In 15% of cases, GIST cannot be completely removed with surgery. In this case, Gleevec has been used prior to surgery, to attempt to shrink the tumor and make surgery possible. This therapy, known as neo-adjuvant therapy, was found to be safe and effective and therefore should be used on a case-by-case basis. However, if the tumor still remains unable to be surgically removed, imatinib should be continued after surgery.

“Depending on the size of the tumor or where it is located, we might not be able to get it all -- at least not without doing real damage to the person’s ability to function,” says Demetri. For example, taking out a large tumor at the end of the stomach, where it empties into the duodenum, could so damage your digestive system that you might never be able to eat or eliminate waste normally.

For a few people who are diagnosed with GIST, the disease has already metastasized, meaning that it has spread beyond the area where it started in the digestive system and into other places in the body.

Metastatic GIST is disease that has spread outside of the site of origin of the primary tumor. This disease cannot be removed surgically. In these cases, the use of imatinib is the treatment of choice. Response rates and disease stability are approximate 90%. Long-term survival (9 years) is 35%.
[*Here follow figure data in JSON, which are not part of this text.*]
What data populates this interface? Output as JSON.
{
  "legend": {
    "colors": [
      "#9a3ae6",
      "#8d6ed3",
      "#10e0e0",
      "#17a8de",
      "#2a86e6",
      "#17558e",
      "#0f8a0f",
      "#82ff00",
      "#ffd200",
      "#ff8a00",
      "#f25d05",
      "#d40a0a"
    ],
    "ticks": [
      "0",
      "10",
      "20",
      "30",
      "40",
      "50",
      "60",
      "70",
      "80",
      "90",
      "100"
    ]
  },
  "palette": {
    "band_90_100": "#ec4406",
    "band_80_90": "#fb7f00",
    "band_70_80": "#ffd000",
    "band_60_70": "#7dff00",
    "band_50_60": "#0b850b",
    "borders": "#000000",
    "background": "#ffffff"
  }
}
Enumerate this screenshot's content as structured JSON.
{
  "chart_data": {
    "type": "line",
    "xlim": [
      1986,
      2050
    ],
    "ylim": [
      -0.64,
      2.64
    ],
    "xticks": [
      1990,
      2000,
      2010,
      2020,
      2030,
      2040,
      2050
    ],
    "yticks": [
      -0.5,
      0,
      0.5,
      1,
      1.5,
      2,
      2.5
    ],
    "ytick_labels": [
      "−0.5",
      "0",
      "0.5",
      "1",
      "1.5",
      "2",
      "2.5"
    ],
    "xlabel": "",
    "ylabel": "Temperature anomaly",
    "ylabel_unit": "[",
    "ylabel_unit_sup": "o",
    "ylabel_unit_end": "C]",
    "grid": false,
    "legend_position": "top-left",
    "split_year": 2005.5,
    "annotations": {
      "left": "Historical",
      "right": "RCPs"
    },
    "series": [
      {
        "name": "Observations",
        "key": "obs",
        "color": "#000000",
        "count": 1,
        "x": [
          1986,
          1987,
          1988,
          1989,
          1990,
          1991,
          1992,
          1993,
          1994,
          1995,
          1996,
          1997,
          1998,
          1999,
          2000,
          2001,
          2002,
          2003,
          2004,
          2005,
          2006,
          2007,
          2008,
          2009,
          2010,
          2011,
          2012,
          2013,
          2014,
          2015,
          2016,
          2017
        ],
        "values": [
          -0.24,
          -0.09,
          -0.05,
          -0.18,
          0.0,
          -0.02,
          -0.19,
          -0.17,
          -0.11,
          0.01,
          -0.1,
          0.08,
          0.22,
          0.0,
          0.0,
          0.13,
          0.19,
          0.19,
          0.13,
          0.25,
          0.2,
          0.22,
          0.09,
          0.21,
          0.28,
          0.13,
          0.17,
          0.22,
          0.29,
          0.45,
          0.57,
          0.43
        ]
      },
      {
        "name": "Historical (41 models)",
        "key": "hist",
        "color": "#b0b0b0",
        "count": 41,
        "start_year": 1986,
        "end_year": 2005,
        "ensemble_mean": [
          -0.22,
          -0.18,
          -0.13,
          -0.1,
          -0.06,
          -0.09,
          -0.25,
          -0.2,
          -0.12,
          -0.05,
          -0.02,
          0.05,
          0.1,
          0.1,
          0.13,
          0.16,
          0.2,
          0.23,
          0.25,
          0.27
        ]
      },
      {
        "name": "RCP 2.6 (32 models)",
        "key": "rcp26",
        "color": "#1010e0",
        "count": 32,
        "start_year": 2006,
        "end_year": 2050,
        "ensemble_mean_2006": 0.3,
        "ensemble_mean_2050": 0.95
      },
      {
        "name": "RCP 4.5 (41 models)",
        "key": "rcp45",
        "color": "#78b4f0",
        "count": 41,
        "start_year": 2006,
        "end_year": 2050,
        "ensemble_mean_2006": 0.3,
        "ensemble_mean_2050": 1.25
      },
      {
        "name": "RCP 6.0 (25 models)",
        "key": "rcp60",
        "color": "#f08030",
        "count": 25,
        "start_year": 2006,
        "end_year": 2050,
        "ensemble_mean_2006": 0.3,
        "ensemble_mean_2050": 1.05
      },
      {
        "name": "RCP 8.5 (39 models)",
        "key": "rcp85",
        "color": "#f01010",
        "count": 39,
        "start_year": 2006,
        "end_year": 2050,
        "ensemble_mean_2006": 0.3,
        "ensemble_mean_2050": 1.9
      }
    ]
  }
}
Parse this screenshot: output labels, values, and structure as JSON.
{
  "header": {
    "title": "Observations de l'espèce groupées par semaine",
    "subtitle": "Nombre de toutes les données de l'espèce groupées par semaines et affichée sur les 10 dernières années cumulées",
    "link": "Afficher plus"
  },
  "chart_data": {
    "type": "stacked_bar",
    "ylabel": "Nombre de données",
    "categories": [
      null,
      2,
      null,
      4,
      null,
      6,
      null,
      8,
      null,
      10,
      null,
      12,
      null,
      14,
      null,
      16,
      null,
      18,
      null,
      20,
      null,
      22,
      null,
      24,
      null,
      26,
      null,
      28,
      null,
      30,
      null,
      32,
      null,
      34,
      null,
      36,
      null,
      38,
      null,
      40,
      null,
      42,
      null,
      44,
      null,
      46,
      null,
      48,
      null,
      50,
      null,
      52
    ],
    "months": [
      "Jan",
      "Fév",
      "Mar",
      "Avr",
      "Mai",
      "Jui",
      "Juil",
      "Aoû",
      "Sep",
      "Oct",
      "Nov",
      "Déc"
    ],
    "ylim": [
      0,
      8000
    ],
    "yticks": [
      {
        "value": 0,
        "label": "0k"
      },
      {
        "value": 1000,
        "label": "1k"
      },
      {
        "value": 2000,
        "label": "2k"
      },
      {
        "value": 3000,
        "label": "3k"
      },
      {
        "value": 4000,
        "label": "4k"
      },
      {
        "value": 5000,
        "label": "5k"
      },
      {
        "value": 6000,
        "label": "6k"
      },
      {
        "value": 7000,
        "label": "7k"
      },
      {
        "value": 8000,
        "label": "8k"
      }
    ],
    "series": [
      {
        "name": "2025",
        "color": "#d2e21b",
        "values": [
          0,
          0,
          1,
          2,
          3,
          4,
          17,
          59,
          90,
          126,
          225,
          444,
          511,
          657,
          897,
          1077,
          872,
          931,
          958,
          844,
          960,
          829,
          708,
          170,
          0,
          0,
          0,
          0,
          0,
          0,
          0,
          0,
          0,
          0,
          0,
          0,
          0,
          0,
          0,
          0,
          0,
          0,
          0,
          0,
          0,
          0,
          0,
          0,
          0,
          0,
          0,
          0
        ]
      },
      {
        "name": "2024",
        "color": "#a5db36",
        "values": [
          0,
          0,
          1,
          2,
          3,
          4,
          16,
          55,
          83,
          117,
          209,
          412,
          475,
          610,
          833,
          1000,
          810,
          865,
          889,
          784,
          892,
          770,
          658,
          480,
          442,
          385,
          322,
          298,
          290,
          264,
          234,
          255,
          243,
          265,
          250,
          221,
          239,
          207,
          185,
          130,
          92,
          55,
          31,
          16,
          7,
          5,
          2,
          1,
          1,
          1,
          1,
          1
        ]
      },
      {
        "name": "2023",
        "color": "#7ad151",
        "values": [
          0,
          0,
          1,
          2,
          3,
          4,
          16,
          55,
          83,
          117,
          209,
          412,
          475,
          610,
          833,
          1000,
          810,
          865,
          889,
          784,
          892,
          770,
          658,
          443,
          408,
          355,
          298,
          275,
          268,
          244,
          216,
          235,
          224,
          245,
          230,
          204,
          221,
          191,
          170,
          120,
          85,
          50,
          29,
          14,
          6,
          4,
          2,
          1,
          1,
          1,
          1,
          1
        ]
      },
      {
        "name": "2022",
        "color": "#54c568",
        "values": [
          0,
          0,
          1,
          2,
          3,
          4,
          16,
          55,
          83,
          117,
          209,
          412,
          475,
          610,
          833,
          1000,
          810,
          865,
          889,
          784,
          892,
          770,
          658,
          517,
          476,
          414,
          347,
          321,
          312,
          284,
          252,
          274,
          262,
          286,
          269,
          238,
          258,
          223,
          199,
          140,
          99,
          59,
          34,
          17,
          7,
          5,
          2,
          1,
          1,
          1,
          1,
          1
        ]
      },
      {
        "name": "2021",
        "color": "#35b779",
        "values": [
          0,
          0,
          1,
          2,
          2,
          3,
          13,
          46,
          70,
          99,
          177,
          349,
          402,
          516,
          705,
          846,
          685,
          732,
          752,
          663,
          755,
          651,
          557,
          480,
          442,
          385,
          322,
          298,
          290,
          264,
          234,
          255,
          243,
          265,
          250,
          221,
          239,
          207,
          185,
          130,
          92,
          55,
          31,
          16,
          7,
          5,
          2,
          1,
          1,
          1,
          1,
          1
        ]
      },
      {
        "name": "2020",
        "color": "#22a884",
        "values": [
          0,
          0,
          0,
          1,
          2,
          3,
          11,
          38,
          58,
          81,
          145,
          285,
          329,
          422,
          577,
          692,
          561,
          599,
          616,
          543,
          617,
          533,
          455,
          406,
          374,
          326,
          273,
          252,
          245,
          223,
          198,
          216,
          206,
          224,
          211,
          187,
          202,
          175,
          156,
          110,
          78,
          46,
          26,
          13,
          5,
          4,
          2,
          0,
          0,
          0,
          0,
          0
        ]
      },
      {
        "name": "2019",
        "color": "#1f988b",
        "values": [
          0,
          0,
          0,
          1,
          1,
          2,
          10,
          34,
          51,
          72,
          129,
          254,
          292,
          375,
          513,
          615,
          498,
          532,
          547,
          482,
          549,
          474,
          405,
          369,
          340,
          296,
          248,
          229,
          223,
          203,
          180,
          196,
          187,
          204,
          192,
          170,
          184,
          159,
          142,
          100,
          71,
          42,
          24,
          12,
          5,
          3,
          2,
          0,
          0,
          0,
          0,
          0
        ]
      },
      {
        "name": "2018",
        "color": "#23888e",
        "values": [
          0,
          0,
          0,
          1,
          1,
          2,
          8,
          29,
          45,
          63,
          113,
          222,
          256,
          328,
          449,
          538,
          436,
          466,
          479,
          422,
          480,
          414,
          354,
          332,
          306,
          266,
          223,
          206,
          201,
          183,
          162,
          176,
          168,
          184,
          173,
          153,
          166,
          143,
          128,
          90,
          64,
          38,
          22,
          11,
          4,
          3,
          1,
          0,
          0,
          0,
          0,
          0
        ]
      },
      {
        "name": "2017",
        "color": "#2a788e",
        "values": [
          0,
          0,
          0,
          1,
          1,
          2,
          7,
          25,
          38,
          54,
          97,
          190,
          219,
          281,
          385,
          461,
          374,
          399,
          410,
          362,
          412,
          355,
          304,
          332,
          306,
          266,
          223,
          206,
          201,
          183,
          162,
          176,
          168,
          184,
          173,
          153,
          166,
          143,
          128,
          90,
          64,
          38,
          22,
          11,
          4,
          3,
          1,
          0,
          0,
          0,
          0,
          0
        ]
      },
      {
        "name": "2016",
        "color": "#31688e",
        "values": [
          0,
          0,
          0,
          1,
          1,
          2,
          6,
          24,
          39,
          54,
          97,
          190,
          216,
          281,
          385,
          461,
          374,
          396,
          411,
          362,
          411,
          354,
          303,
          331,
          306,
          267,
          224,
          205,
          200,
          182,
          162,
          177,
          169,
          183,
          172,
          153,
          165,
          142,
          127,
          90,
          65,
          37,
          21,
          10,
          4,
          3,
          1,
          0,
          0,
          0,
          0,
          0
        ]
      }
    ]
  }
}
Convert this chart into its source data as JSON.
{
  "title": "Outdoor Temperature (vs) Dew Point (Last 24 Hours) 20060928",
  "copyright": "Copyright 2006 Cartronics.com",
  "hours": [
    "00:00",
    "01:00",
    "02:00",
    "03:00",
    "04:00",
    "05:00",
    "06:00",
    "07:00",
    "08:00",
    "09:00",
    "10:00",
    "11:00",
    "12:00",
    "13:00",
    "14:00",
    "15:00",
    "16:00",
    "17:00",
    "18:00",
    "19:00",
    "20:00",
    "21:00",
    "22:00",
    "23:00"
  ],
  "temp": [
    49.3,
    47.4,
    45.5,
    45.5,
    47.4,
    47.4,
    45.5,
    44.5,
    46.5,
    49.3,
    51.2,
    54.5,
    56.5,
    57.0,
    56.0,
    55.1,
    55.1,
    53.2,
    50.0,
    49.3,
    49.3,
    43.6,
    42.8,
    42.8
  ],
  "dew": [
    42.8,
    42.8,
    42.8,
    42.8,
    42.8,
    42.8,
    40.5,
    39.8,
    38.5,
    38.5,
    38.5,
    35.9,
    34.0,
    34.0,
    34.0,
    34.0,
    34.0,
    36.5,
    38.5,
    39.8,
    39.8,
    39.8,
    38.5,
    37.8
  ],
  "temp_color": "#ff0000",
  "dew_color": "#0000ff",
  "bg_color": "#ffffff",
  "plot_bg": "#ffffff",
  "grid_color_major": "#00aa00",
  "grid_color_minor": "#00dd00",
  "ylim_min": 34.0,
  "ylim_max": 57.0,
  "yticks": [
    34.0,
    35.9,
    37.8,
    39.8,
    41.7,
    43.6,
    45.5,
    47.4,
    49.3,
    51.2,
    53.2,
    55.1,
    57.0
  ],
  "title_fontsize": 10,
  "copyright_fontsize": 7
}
“Between 10% and 20% of GIST patients have disease that’s spread right from the start,” says Demetri. “That’s frightening, but the good news is that Gleevec is very effective in controlling metastatic GIST. It works in about nine out of 10 patients and keeps the disease under control for an average of about 2 years. But about 17% of our patients with metastatic disease who were in the initial trial that we did of Gleevec to treat GIST are still alive and taking the drug today, 12 years later,” he says.

For people whose GIST progresses, or who cannot take imatinib, the drug sunitinib (Sutent) may provide benefit. With this drug, the response rates and disease stability is over 50%, with a survival rate of over two years.

The drug regorafenib (Stivarga) is used to treat patients who have tumors that cannot be surgically removed and no longer respond to other GIST treatments.

Other drugs such as sorafenib (Nexavar), dasatinib (Sprycel) and nilotinib (Tasigna) are being used for GIST that has progressed on imatinib and sunitinib.

Back in the mid-1990s, doctors didn’t have much to offer people with GIST, but that has changed. “Today we have excellent treatment options, with new therapies being studied in clinical trials,” says Demetri. “We’ve made enormous progress over the past 10 years in treating GIST, so there’s a lot of hope for patients.”